Back in the weapons lab, shit was exploding and Winter was slicing through the mercenaries. Sally was disarmed–both without a weapon and without an arm–and Jade was cowering behind a table with the other boy, so apparently the hostage situation hadn’t gone as Sally planned.
Winter would be finished there soon.
Arthur looked around, then noticed something that filled him with both relief and dread.
Had it really come down to this? Was this the level that Arthur would have to stoop to to get away?
Was he willing to?
Salem’s words flashed through his head, her promise of answers and vengeance and a chance to save Morgan.
Yes. Yes, he was willing to.
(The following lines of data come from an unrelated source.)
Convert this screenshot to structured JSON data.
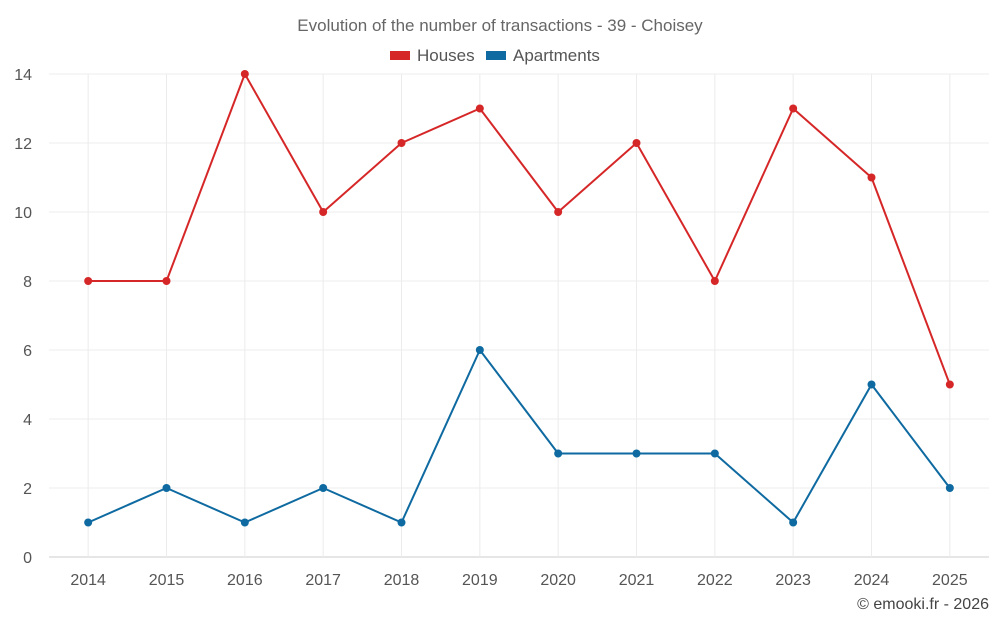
{
  "chart_data": {
    "type": "line",
    "title": "Evolution of the number of transactions - 39 - Choisey",
    "categories": [
      "2014",
      "2015",
      "2016",
      "2017",
      "2018",
      "2019",
      "2020",
      "2021",
      "2022",
      "2023",
      "2024",
      "2025"
    ],
    "series": [
      {
        "name": "Houses",
        "color": "#d62728",
        "values": [
          8,
          8,
          14,
          10,
          12,
          13,
          10,
          12,
          8,
          13,
          11,
          5
        ]
      },
      {
        "name": "Apartments",
        "color": "#0e6aa0",
        "values": [
          1,
          2,
          1,
          2,
          1,
          6,
          3,
          3,
          3,
          1,
          5,
          2
        ]
      }
    ],
    "ylim": [
      0,
      14
    ],
    "yticks": [
      0,
      2,
      4,
      6,
      8,
      10,
      12,
      14
    ],
    "xlabel": "",
    "ylabel": "",
    "grid": true,
    "legend": "top-center"
  },
  "credit": "© emooki.fr - 2026"
}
He had too much to live for.
Arthur dashed over, then chose to purposefully fall through the floor.
He landed on the walkway running along the facility’s sewer line and the smell immediately made him vomit.
His hands on his knees, he finally picked himself up, only to vomit again.
The smell was truly, truly disgusting.
Arthur didn’t belong here. He was the Arthur Watts. He was the greatest mind in Atlas, probably in all of Remnant. He had seven master’s degrees, twelve published and acclaimed research papers, three awards for scientific discoveries, six patents, four of which were technologies currently employed by both military and civilians, and he fucking built this lab. He didn’t fucking belong down here, crawling amongst the rats and the shit.
Another thing to exact justice on Ironwood when the time came.
But first, answers. Then, Morgan. And the next step in that path was the Schnee Manor.